In this RS we look at the evidence behind this recommendation, and the implications for policy and programmatic work and research. We also offer additional evidence, insights and practical tools to support implementation of such interventions.
In the poster, we summarise the key findings and insights to highlight what works to improve girls' economic empowerment and child marriage outcomes.
Purpose
You can use the brief and the poster to prompt further discussion and research, and to ensure your work is informed by the existing evidence.
This Research Spotlight
- Builds an evidence-informed case for girls’ economic empowerment interventions that support girls’ and adolescents’ ability to make and act on decisions around the control and allocation of resources and that reduce economic pressures on households living in poverty and provide alternatives to child marriage
o Drawing on evidence from 11 studies focused on economic empowerment interventions and their impact on child marriage prevalence: most focused on Bangladesh, Ethiopia, India, Liberia, Uganda and Zambia; the impact of skills-building programmes, including life skills and livelihoods training components; interventions directly focused on adolescent girls.
- Highlights three promising practice pathways to consider for inclusion in the design of effective and context sensitive girls’ economic empowerment interventions that act at the household level (to reduce financial pressures that drive child marriage) and/or work directly with girls and adolescent girls to
o Enhance their knowledge, skills and health through economic education and life skills or vocational training
o Increase their autonomy and value in the household, making work a viable option.
o Facilitate employment opportunities as an alternative to marriage.

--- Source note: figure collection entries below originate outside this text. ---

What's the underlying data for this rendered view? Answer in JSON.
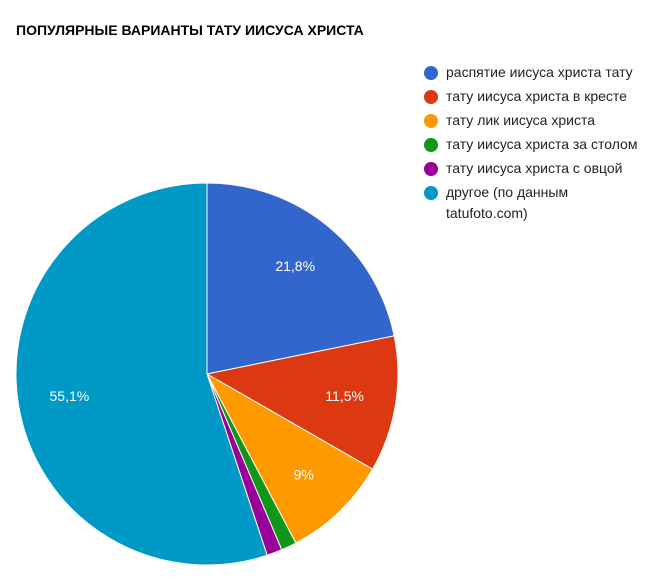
{
  "chart_data": {
    "type": "pie",
    "title": "ПОПУЛЯРНЫЕ ВАРИАНТЫ ТАТУ ИИСУСА ХРИСТА",
    "legend_position": "right",
    "slices": [
      {
        "label": "распятие иисуса христа тату",
        "value": 21.8,
        "display": "21,8%",
        "color": "#3366cc"
      },
      {
        "label": "тату иисуса христа в кресте",
        "value": 11.5,
        "display": "11,5%",
        "color": "#dc3912"
      },
      {
        "label": "тату лик иисуса христа",
        "value": 9.0,
        "display": "9%",
        "color": "#ff9900"
      },
      {
        "label": "тату иисуса христа за столом",
        "value": 1.3,
        "display": "",
        "color": "#109618"
      },
      {
        "label": "тату иисуса христа с овцой",
        "value": 1.3,
        "display": "",
        "color": "#990099"
      },
      {
        "label": "другое (по данным tatufoto.com)",
        "value": 55.1,
        "display": "55,1%",
        "color": "#0099c6"
      }
    ]
  }
}
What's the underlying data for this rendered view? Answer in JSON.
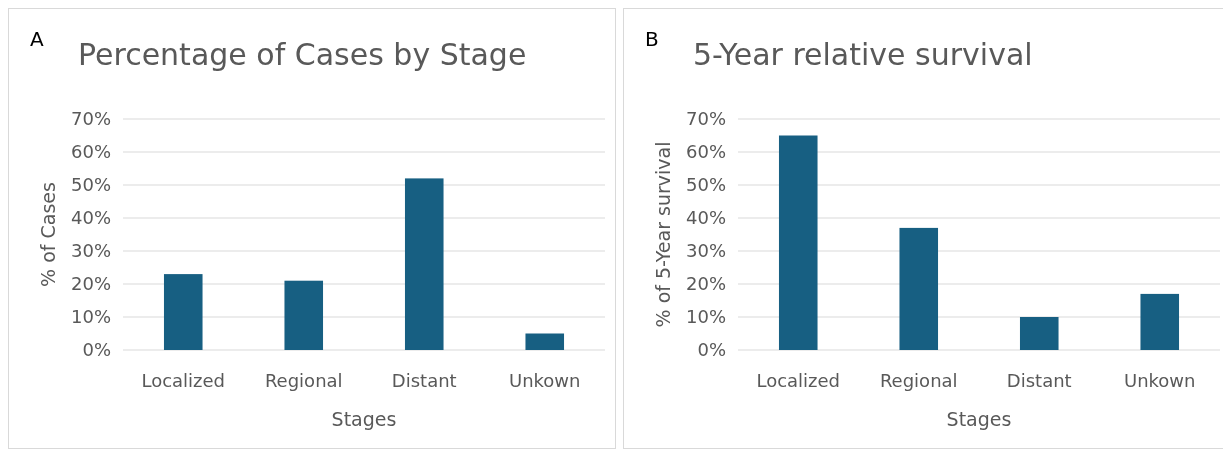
{
  "chart_data": [
    {
      "type": "bar",
      "title": "Percentage of Cases by Stage",
      "xlabel": "Stages",
      "ylabel": "% of Cases",
      "annotations": [
        "A"
      ],
      "categories": [
        "Localized",
        "Regional",
        "Distant",
        "Unkown"
      ],
      "values": [
        23,
        21,
        52,
        5
      ],
      "color": "#175f82",
      "ylim": [
        0,
        70
      ],
      "yticks": [
        {
          "value": 0,
          "label": "0%"
        },
        {
          "value": 10,
          "label": "10%"
        },
        {
          "value": 20,
          "label": "20%"
        },
        {
          "value": 30,
          "label": "30%"
        },
        {
          "value": 40,
          "label": "40%"
        },
        {
          "value": 50,
          "label": "50%"
        },
        {
          "value": 60,
          "label": "60%"
        },
        {
          "value": 70,
          "label": "70%"
        }
      ],
      "grid": "y"
    },
    {
      "type": "bar",
      "title": "5-Year relative survival",
      "xlabel": "Stages",
      "ylabel": "% of 5-Year survival",
      "annotations": [
        "B"
      ],
      "categories": [
        "Localized",
        "Regional",
        "Distant",
        "Unkown"
      ],
      "values": [
        65,
        37,
        10,
        17
      ],
      "color": "#175f82",
      "ylim": [
        0,
        70
      ],
      "yticks": [
        {
          "value": 0,
          "label": "0%"
        },
        {
          "value": 10,
          "label": "10%"
        },
        {
          "value": 20,
          "label": "20%"
        },
        {
          "value": 30,
          "label": "30%"
        },
        {
          "value": 40,
          "label": "40%"
        },
        {
          "value": 50,
          "label": "50%"
        },
        {
          "value": 60,
          "label": "60%"
        },
        {
          "value": 70,
          "label": "70%"
        }
      ],
      "grid": "y"
    }
  ]
}
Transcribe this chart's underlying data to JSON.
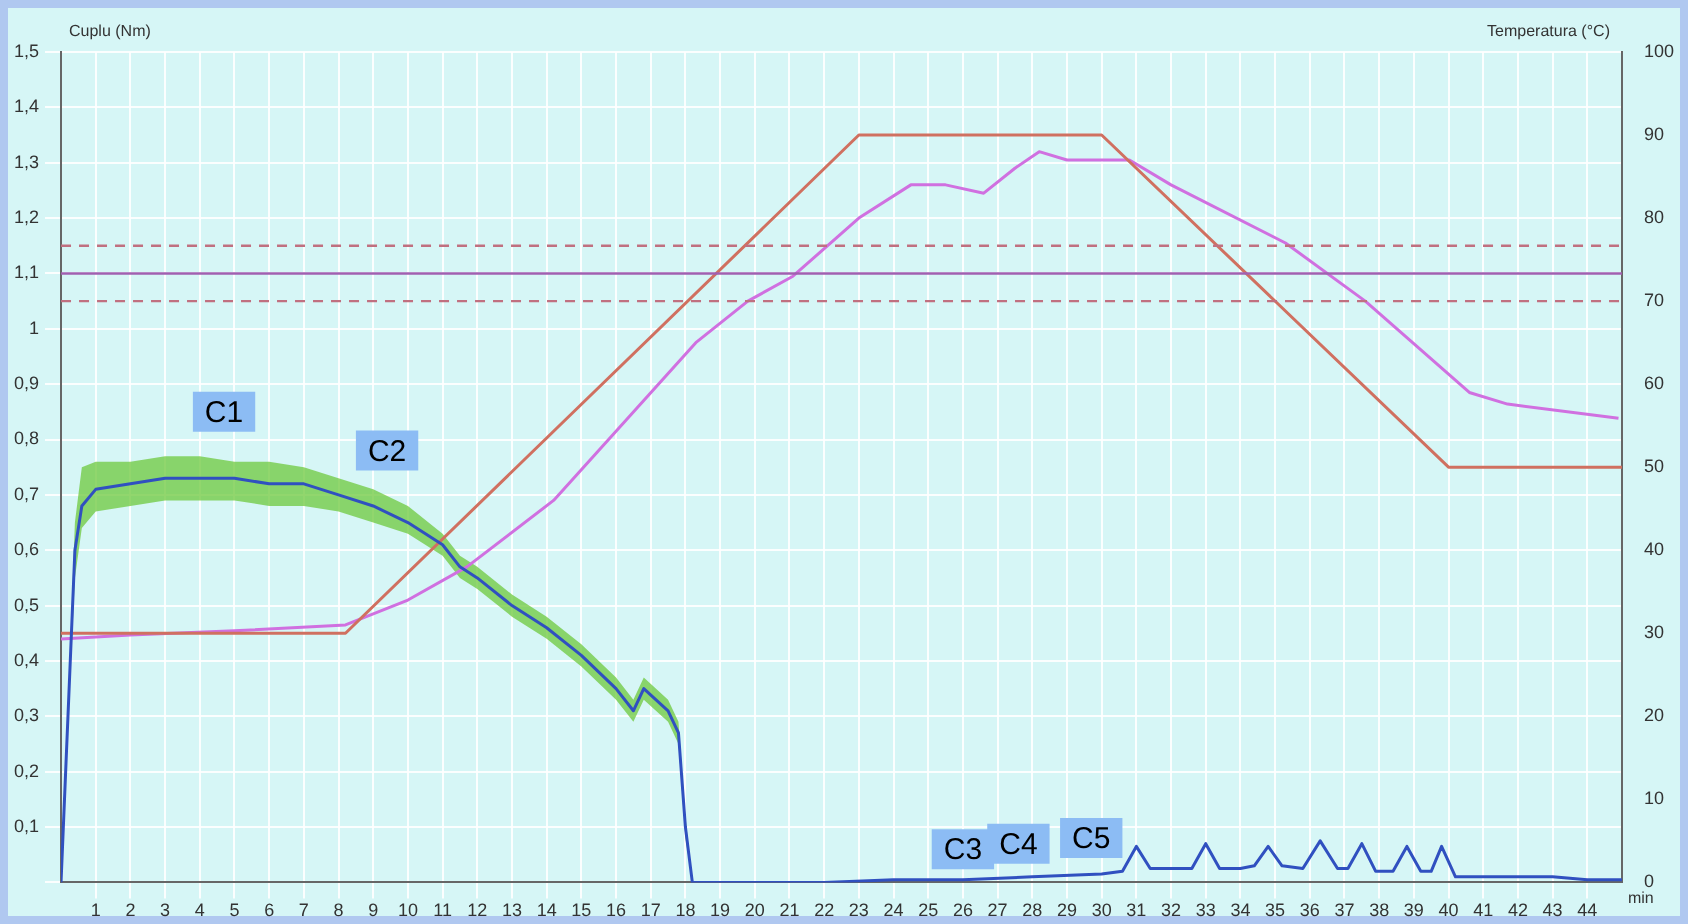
{
  "chart_data": {
    "type": "line",
    "ylabel": "Cuplu (Nm)",
    "y2label": "Temperatura (°C)",
    "xlabel": "min",
    "xlim": [
      0,
      45
    ],
    "xticks": [
      1,
      2,
      3,
      4,
      5,
      6,
      7,
      8,
      9,
      10,
      11,
      12,
      13,
      14,
      15,
      16,
      17,
      18,
      19,
      20,
      21,
      22,
      23,
      24,
      25,
      26,
      27,
      28,
      29,
      30,
      31,
      32,
      33,
      34,
      35,
      36,
      37,
      38,
      39,
      40,
      41,
      42,
      43,
      44
    ],
    "ylim": [
      0,
      1.5
    ],
    "yticks": [
      {
        "value": 0,
        "label": null
      },
      {
        "value": 0.1,
        "label": "0,1"
      },
      {
        "value": 0.2,
        "label": "0,2"
      },
      {
        "value": 0.3,
        "label": "0,3"
      },
      {
        "value": 0.4,
        "label": "0,4"
      },
      {
        "value": 0.5,
        "label": "0,5"
      },
      {
        "value": 0.6,
        "label": "0,6"
      },
      {
        "value": 0.7,
        "label": "0,7"
      },
      {
        "value": 0.8,
        "label": "0,8"
      },
      {
        "value": 0.9,
        "label": "0,9"
      },
      1,
      {
        "value": 1.1,
        "label": "1,1"
      },
      {
        "value": 1.2,
        "label": "1,2"
      },
      {
        "value": 1.3,
        "label": "1,3"
      },
      {
        "value": 1.4,
        "label": "1,4"
      },
      {
        "value": 1.5,
        "label": "1,5"
      }
    ],
    "y2lim": [
      0,
      100
    ],
    "y2ticks": [
      0,
      10,
      20,
      30,
      40,
      50,
      60,
      70,
      80,
      90,
      100
    ],
    "grid": true,
    "legend": false,
    "marker": "none",
    "series": [
      {
        "color": "#3050c0",
        "x": [
          0,
          0.2,
          0.4,
          0.6,
          1,
          2,
          3,
          4,
          5,
          6,
          7,
          8,
          9,
          10,
          11,
          11.5,
          12,
          13,
          14,
          15,
          16,
          16.5,
          16.8,
          17.5,
          17.8,
          18,
          18.2,
          20,
          22,
          24,
          26,
          28,
          30,
          30.6,
          31,
          31.4,
          32,
          32.6,
          33,
          33.4,
          34,
          34.4,
          34.8,
          35.2,
          35.8,
          36.3,
          36.8,
          37.1,
          37.5,
          37.9,
          38.4,
          38.8,
          39.2,
          39.5,
          39.8,
          40.2,
          41,
          42,
          43,
          44,
          45
        ],
        "values": [
          0,
          0.3,
          0.6,
          0.68,
          0.71,
          0.72,
          0.73,
          0.73,
          0.73,
          0.72,
          0.72,
          0.7,
          0.68,
          0.65,
          0.61,
          0.57,
          0.55,
          0.5,
          0.46,
          0.41,
          0.35,
          0.31,
          0.35,
          0.31,
          0.27,
          0.1,
          0,
          0,
          0,
          0.005,
          0.005,
          0.01,
          0.015,
          0.02,
          0.065,
          0.025,
          0.025,
          0.025,
          0.07,
          0.025,
          0.025,
          0.03,
          0.065,
          0.03,
          0.025,
          0.075,
          0.025,
          0.025,
          0.07,
          0.02,
          0.02,
          0.065,
          0.02,
          0.02,
          0.065,
          0.01,
          0.01,
          0.01,
          0.01,
          0.005,
          0.005
        ],
        "lower": [
          0,
          0.28,
          0.55,
          0.64,
          0.67,
          0.68,
          0.69,
          0.69,
          0.69,
          0.68,
          0.68,
          0.67,
          0.65,
          0.63,
          0.59,
          0.55,
          0.53,
          0.48,
          0.44,
          0.39,
          0.33,
          0.29,
          0.33,
          0.29,
          0.25,
          0.08,
          0,
          null,
          null,
          null,
          null,
          null,
          null,
          null,
          null,
          null,
          null,
          null,
          null,
          null,
          null,
          null,
          null,
          null,
          null,
          null,
          null,
          null,
          null,
          null,
          null,
          null,
          null,
          null,
          null,
          null,
          null,
          null,
          null,
          null,
          null
        ],
        "upper": [
          0,
          0.32,
          0.65,
          0.75,
          0.76,
          0.76,
          0.77,
          0.77,
          0.76,
          0.76,
          0.75,
          0.73,
          0.71,
          0.68,
          0.63,
          0.59,
          0.57,
          0.52,
          0.48,
          0.43,
          0.37,
          0.33,
          0.37,
          0.33,
          0.29,
          0.12,
          0,
          null,
          null,
          null,
          null,
          null,
          null,
          null,
          null,
          null,
          null,
          null,
          null,
          null,
          null,
          null,
          null,
          null,
          null,
          null,
          null,
          null,
          null,
          null,
          null,
          null,
          null,
          null,
          null,
          null,
          null,
          null,
          null,
          null,
          null
        ]
      },
      {
        "axis": "y2",
        "color": "#d07060",
        "x": [
          0,
          8.2,
          23,
          30,
          40,
          45
        ],
        "values": [
          30,
          30,
          90,
          90,
          50,
          50
        ]
      },
      {
        "axis": "y2",
        "color": "#d070e0",
        "x": [
          0,
          2,
          5,
          8.2,
          10,
          11.7,
          14.2,
          15.5,
          18.3,
          19.8,
          21.1,
          23,
          24.5,
          25.5,
          26.6,
          27.5,
          28.2,
          29,
          30.8,
          32,
          35.3,
          37.6,
          40.6,
          41.7,
          44.9
        ],
        "values": [
          29.3,
          29.8,
          30.3,
          31,
          34,
          38,
          46,
          52,
          65,
          70,
          73,
          80,
          84,
          84,
          83,
          86,
          88,
          87,
          87,
          84,
          77,
          70,
          59,
          57.6,
          55.9
        ]
      }
    ],
    "ref_lines": [
      {
        "axis": "y",
        "value": 1.1,
        "color": "#a060b0",
        "line_style": "solid"
      },
      {
        "axis": "y",
        "value": 1.15,
        "color": "#c07080",
        "line_style": "dashed"
      },
      {
        "axis": "y",
        "value": 1.05,
        "color": "#c07080",
        "line_style": "dashed"
      }
    ],
    "annotations": [
      {
        "text": "C1",
        "x": 4.7,
        "y": 0.85
      },
      {
        "text": "C2",
        "x": 9.4,
        "y": 0.78
      },
      {
        "text": "C3",
        "x": 26,
        "y": 0.06
      },
      {
        "text": "C4",
        "x": 27.6,
        "y": 0.07
      },
      {
        "text": "C5",
        "x": 29.7,
        "y": 0.08
      }
    ]
  }
}
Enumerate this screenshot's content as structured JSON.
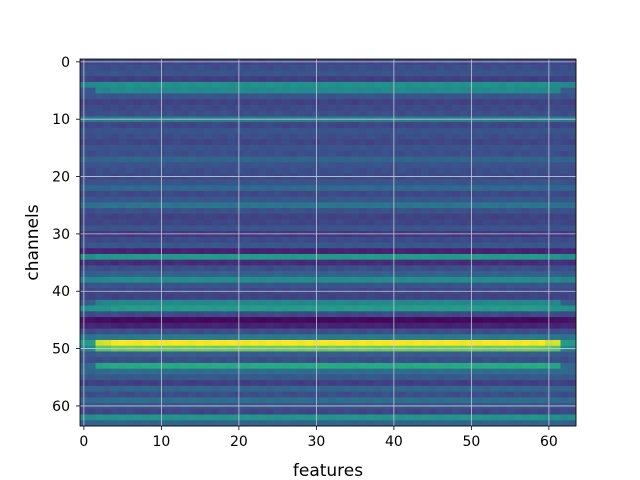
{
  "chart_data": {
    "type": "heatmap",
    "xlabel": "features",
    "ylabel": "channels",
    "colormap": "viridis",
    "n_cols": 64,
    "n_rows": 64,
    "xticks": [
      0,
      10,
      20,
      30,
      40,
      50,
      60
    ],
    "yticks": [
      0,
      10,
      20,
      30,
      40,
      50,
      60
    ],
    "xlim": [
      -0.5,
      63.5
    ],
    "ylim": [
      63.5,
      -0.5
    ],
    "grid": true,
    "row_values": [
      0.22,
      0.24,
      0.26,
      0.2,
      0.5,
      0.47,
      0.26,
      0.21,
      0.23,
      0.24,
      0.42,
      0.22,
      0.26,
      0.24,
      0.22,
      0.26,
      0.24,
      0.32,
      0.26,
      0.24,
      0.23,
      0.26,
      0.34,
      0.23,
      0.27,
      0.39,
      0.25,
      0.21,
      0.22,
      0.26,
      0.18,
      0.23,
      0.27,
      0.12,
      0.54,
      0.15,
      0.24,
      0.31,
      0.48,
      0.26,
      0.22,
      0.21,
      0.46,
      0.55,
      0.23,
      0.03,
      0.12,
      0.24,
      0.41,
      0.99,
      0.78,
      0.29,
      0.24,
      0.62,
      0.36,
      0.28,
      0.2,
      0.33,
      0.24,
      0.36,
      0.26,
      0.22,
      0.52,
      0.32
    ],
    "edge_values": {
      "5": 0.28,
      "42": 0.3,
      "49": 0.55,
      "50": 0.45,
      "53": 0.34
    }
  }
}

- Suggests evidence-based strategies to improve economic empowerment & child marriage outcomes including:
o Girl-focused interventions to build girls’ skills, networks & knowledge
o Gender-transformative household & community-level interventions to address the social norms that limit opportunities for girls
o Structural-level initiatives to improve girls’ & women’s economic security, independence & equality
- And provides a list of curated and accessible practical tools to support policy and programmatic work on child marriage and girls’ economic empowerment
Audience
Practitioners, researchers, advocates, civil society organisations, investors and researchers who are working on prevention of child marriage and support to ever married girls in standalone child marriage interventions, or as part of broader gender justice, adolescent girls’ rights or women’s economic empowerment programming, policy or research.